At one point, ‘The Edge of Night’ audience was estimated to be more than 50% male, largely due to the show’s crime format and its late start time of 4:30 ET. In July 1963, the show was moved to 3:30 after CBS gave the 4:30 slot back to the affiliates. ‘The Edge of Night’ dominated the 3:30 slot even over otherwise-hit programs like NBC’s ‘You Don’t Say’ and ABC’s ‘Dark Shadows’ and ‘One Life to Live’. However, when the show moved to 2:30 on September 11, 1972, as per Procter and Gamble’s insistence upon running all of its shows in a continuous daily marathon, it slid from a solid #2 in the Nielsen ratings to near-last.

The last CBS episode on November 28, 1975, ended with the discovery that Nicole Travis Drake was alive. She had been presumed dead in an explosion 18 months earlier while on a boating trip with her husband Adam Drake. ABC aired the show beginning on December 1, with a 90-minute premiere episode that picked up where CBS had left off.

Below is a full CBS episode that I think is from around 1958. Very few of the CBS shows survived, so this is a rarity. Enjoy and share. -Bobby Ellerbee

By the way, the only other soap to do this would be the Procter & Gamble’s ‘Search for Tomorrow’, which would move from CBS to NBC in 1982.

Source

9 Comments

  1. Mark Norman December 1, 2014

    Knew that the skyline was Cincinnatti , did not know that the view was from Kentucky…the things you learn…thanks for posting!

  2. Bob Paine December 1, 2014

    I’d like to see video of The Brighter Day. I understand very, very little exists.

  3. Steve Phillips December 1, 2014

    And now “The Edge of Night.”

  4. Clark Humphrey December 1, 2014

    In Seattle it was once on just before the afternoon edition of J.P. Patches, a legendary local kids’ show. That’s one reason the logo and “The EEDDDDGGGEEE__ of Night” phrase got stuck deep inside my head to this day.

  5. Ed DiCamillo December 1, 2014

    Of course Edge suffered from low affiliate clearances; Many ABC stations delayed EoN or didn’t carry it at all (here in Philly WPVI-TV didn’t, but made a deal with WKBS to have them air it on an 18 hour delay the next morning). From what I’ve read affiliates balked because Edge wasn’t wholly or partly network-owned like the others–it of course was a P&G soap.

  6. Mark Tipton December 1, 2014

    P&G….Tide…hence the name “soap opera”.

  7. Curtis R Anderson December 1, 2014

    Without The Edge of Night, there may not have been a Law & Order.

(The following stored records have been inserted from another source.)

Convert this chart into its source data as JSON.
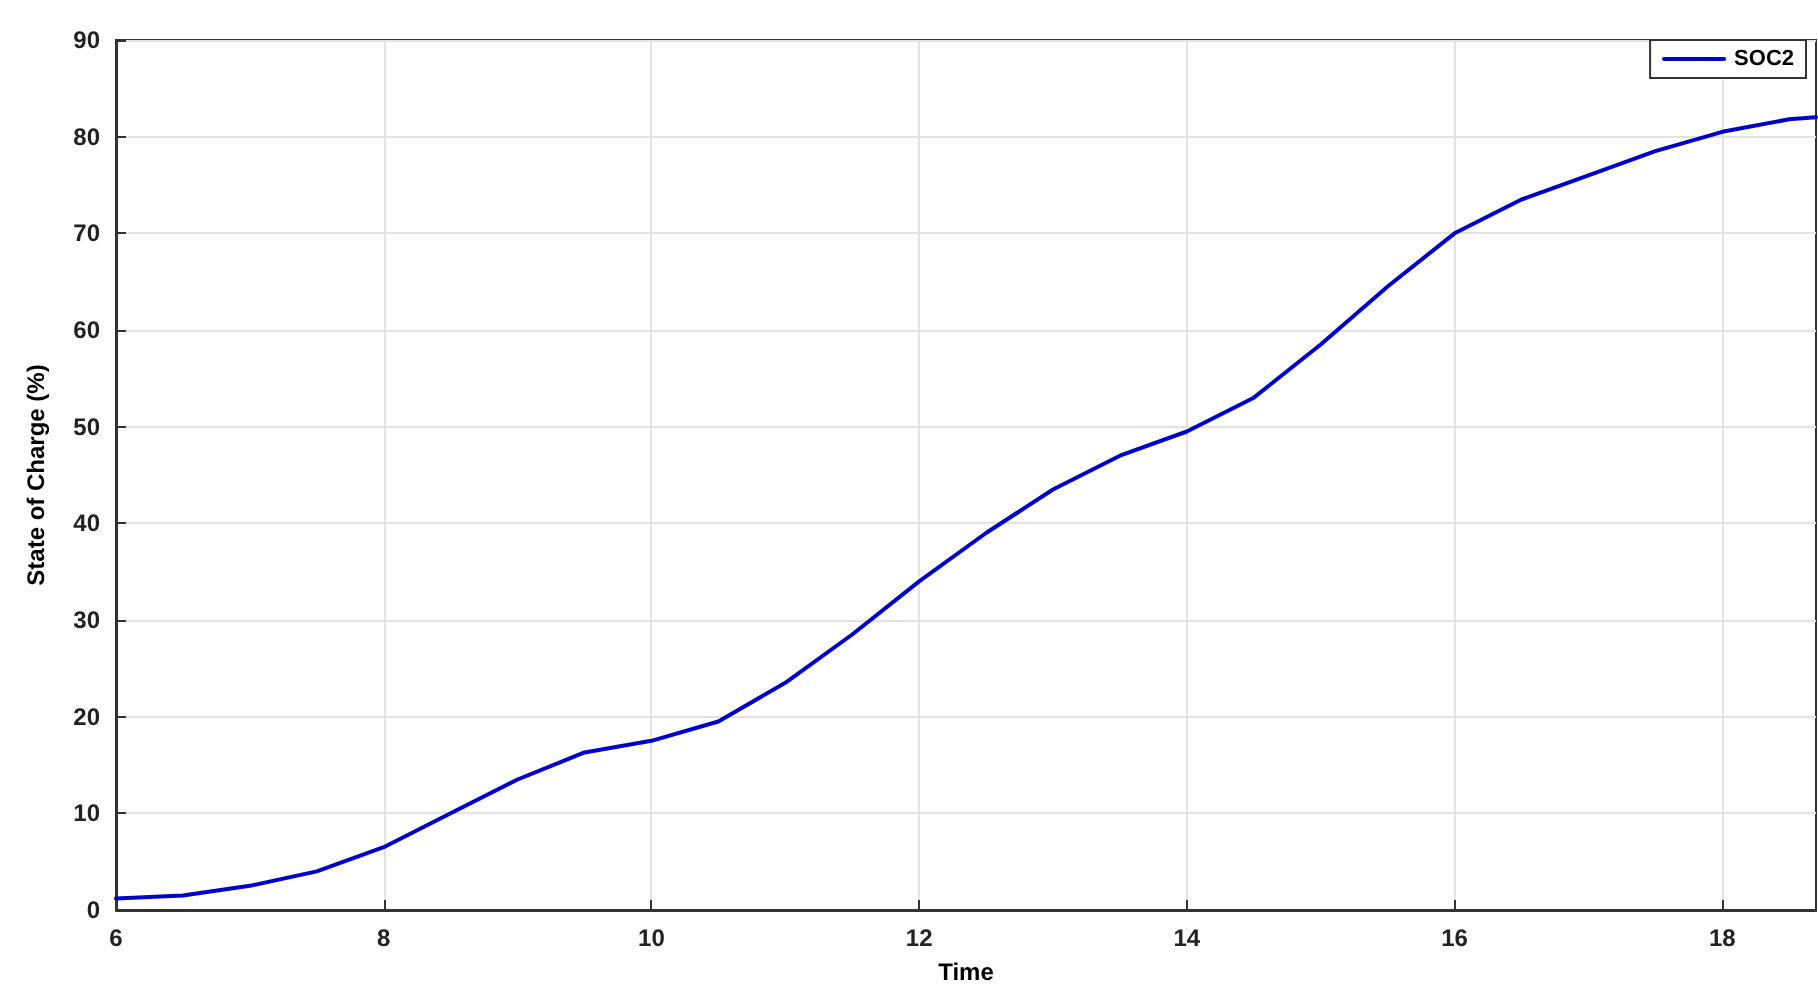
{
  "chart_data": {
    "type": "line",
    "xlabel": "Time",
    "ylabel": "State of Charge (%)",
    "x": [
      6,
      6.5,
      7,
      7.5,
      8,
      8.5,
      9,
      9.5,
      10,
      10.5,
      11,
      11.5,
      12,
      12.5,
      13,
      13.5,
      14,
      14.5,
      15,
      15.5,
      16,
      16.5,
      17,
      17.5,
      18,
      18.5,
      18.7
    ],
    "series": [
      {
        "name": "SOC2",
        "color": "#0000cc",
        "values": [
          1.2,
          1.5,
          2.5,
          4,
          6.5,
          10,
          13.5,
          16.3,
          17.5,
          19.5,
          23.5,
          28.5,
          34,
          39,
          43.5,
          47,
          49.5,
          53,
          58.5,
          64.5,
          70,
          73.5,
          76,
          78.5,
          80.5,
          81.8,
          82
        ]
      }
    ],
    "xlim": [
      6,
      18.7
    ],
    "xticks": [
      6,
      8,
      10,
      12,
      14,
      16,
      18
    ],
    "ylim": [
      0,
      90
    ],
    "yticks": [
      0,
      10,
      20,
      30,
      40,
      50,
      60,
      70,
      80,
      90
    ],
    "grid": true,
    "legend": "top right",
    "marker": "none",
    "line_style": "solid"
  }
}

  8. Maureen Carney December 1, 2014

  9. James Stanley Barr December 1, 2014

    One of the interesting things was that when Edge switched networks, they couldn’t announce the name of the network it was moving to on-air. Same thing when Search for Tomorrow switched in 82. Promos just simply asked viewers to follow them to “another network”.